Before I close, I want to return to the issue of the financial sector, which is key to our agenda. I see that I am among some very bright minds here today. I’ll say that perhaps too many of our brightest minds have migrated to finance at the expense of other professions. We need the vitality and entrepreneurial spirit of the private sector finance sector to apply that same vigor to the world’s toughest challenges.

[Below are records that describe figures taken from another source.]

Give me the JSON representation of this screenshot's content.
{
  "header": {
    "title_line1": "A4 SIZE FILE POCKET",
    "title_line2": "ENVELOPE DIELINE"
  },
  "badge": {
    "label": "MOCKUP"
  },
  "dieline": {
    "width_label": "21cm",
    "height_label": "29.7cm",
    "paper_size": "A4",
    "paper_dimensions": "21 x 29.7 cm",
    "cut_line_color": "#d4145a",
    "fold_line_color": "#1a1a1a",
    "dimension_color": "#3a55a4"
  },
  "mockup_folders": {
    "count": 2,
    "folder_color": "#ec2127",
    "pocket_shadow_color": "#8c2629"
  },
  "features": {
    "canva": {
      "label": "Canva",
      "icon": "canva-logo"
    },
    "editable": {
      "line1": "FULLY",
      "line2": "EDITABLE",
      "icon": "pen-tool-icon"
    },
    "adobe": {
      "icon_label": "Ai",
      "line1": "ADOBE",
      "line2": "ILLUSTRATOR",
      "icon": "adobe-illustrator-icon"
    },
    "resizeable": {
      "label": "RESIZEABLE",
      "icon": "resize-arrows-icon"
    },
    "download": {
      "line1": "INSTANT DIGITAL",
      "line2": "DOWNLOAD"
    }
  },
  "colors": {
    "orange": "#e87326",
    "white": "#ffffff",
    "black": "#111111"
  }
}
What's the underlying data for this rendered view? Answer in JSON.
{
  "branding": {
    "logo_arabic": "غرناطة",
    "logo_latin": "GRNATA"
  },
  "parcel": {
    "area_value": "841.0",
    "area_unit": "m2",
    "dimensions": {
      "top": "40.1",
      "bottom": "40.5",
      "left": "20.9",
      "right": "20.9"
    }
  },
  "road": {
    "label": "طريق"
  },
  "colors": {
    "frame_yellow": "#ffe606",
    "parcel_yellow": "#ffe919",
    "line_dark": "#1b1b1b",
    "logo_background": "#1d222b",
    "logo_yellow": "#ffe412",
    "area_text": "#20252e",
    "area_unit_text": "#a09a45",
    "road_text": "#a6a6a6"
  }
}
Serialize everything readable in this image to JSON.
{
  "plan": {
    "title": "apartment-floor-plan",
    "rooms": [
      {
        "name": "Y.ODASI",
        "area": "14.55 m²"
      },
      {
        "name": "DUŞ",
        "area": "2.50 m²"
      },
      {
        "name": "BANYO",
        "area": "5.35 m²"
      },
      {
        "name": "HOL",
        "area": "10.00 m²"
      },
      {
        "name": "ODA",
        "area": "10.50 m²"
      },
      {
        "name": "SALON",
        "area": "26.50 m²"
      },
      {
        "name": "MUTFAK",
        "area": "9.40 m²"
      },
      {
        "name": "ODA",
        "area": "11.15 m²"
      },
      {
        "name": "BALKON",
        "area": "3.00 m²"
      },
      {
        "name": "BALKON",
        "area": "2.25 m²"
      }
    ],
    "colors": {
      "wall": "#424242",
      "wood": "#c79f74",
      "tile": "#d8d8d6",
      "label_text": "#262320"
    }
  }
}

I’ll go a step further. Our global financial system is essential to the stability not just of our economies, but also of our political and social institutions. As Robert Shiller said in his book, Finance and the Good Society, our financial system “appears...to be broken.” He urges that it be “thoughtfully guided into the future, expanded, democratized and humanized…so that financial institutions will be even more pervasive and positive in their impact.” This will allow millions more people to enjoy the benefits of the financial system, sharing information and access to finance, while backing these systems up with effective social safety nets. This kind of system, he says, will redirect the anger about inequality towards peaceful change.
We will all have to work together – businesses, government, multilateral institutions, foundations, and NGOs -- to pursue this common vision of sustainable development. It will require us to build stable and efficient institutions, to invest in our people, and to pursue peace with as much passion as we do conflict – and then we can realize a world that is more prosperous, more secure, and more just.